In the main observation room, Councilor Voss and Hale watched the live feeds.
Voss's lips curved. "She chose distance. Walked right past the opportunity to seek him out. She passes the detachment test."
Hale tapped his tablet. "Kai chose her again. Consistent." A pause. "Thorne will find that useful."
Voss leaned back, satisfied. "Beautiful. The crack is widening. Let the others see their own footage tomorrow. The group will fracture nicely."
An hour later Kai stood in Voss's private suite.
The room was almost dark. Only one screen glowed behind her desk, frozen on his face from the alignment session.
Voss didn't offer him a seat. She simply looked at him for a long moment, arms folded, head tilted slightly the way she tilted it when she was reading something she already understood.
"You lied during your alignment session," she said quietly. "You covered for Lena. A dangerous rumor about Dylan and Thorne's bloodline." She let the words sit. "Do you want to tell me why?"
Kai said nothing.
Voss took one slow step forward. "I'm giving you the opportunity to explain yourself. That's more than most people in this building get."
Still nothing.
She studied him for a long moment. The silence stretched until it had weight. Then she smiled, thin and almost approving, like a teacher whose student had just answered a question correctly without speaking.
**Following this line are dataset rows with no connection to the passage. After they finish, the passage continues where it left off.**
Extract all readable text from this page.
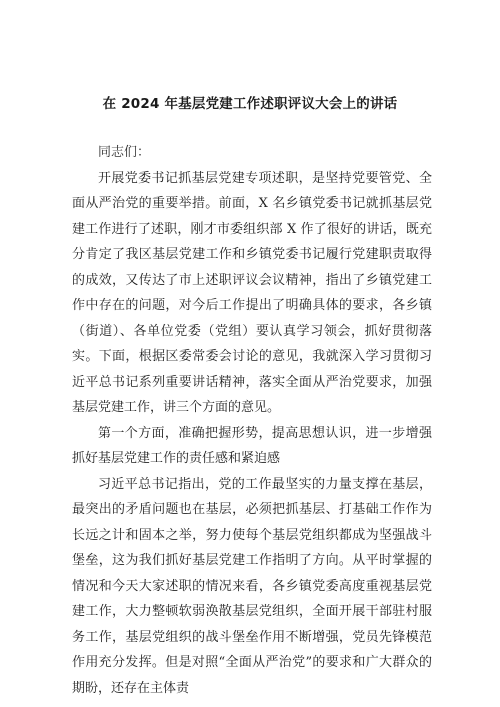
在 2024 年基层党建工作述职评议大会上的讲话

同志们：

开展党委书记抓基层党建专项述职，是坚持党要管党、全面从严治党的重要举措。前面，X 名乡镇党委书记就抓基层党建工作进行了述职，刚才市委组织部 X 作了很好的讲话，既充分肯定了我区基层党建工作和乡镇党委书记履行党建职责取得的成效，又传达了市上述职评议会议精神，指出了乡镇党建工作中存在的问题，对今后工作提出了明确具体的要求，各乡镇（街道）、各单位党委（党组）要认真学习领会，抓好贯彻落实。下面，根据区委常委会讨论的意见，我就深入学习贯彻习近平总书记系列重要讲话精神，落实全面从严治党要求，加强基层党建工作，讲三个方面的意见。

第一个方面，准确把握形势，提高思想认识，进一步增强抓好基层党建工作的责任感和紧迫感

习近平总书记指出，党的工作最坚实的力量支撑在基层，最突出的矛盾问题也在基层，必须把抓基层、打基础工作作为长远之计和固本之举，努力使每个基层党组织都成为坚强战斗堡垒，这为我们抓好基层党建工作指明了方向。从平时掌握的情况和今天大家述职的情况来看，各乡镇党委高度重视基层党建工作，大力整顿软弱涣散基层党组织，全面开展干部驻村服务工作，基层党组织的战斗堡垒作用不断增强，党员先锋模范作用充分发挥。但是对照“全面从严治党”的要求和广大群众的期盼，还存在主体责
"Your work here affects everything," she said softly. "Everything depends on how well you align. Think about that before your next choice."
She let the words settle between them like frost.
"Dismissed."
Kai walked out into the corridor and kept moving, shoulders tight with his head down.
He passed the fourth-floor gallery. The low couches. The single hanging lamp still casting long shadows across the glass wall. The spot where Lena had leaned in and whispered Dylan's name with trembling hands two days ago.
He didn't know she had sat in a booth two floors above him an hour earlier, watching him lie for her on a frozen screen.
He didn't know she had chosen to walk the other way.
He just kept moving, the corridor long and cold in front of him, carrying a secret she didn't know he was still keeping.
In the observation room, Voss closed Lena's file and opened Kai's. She added one word to the bottom of his profile.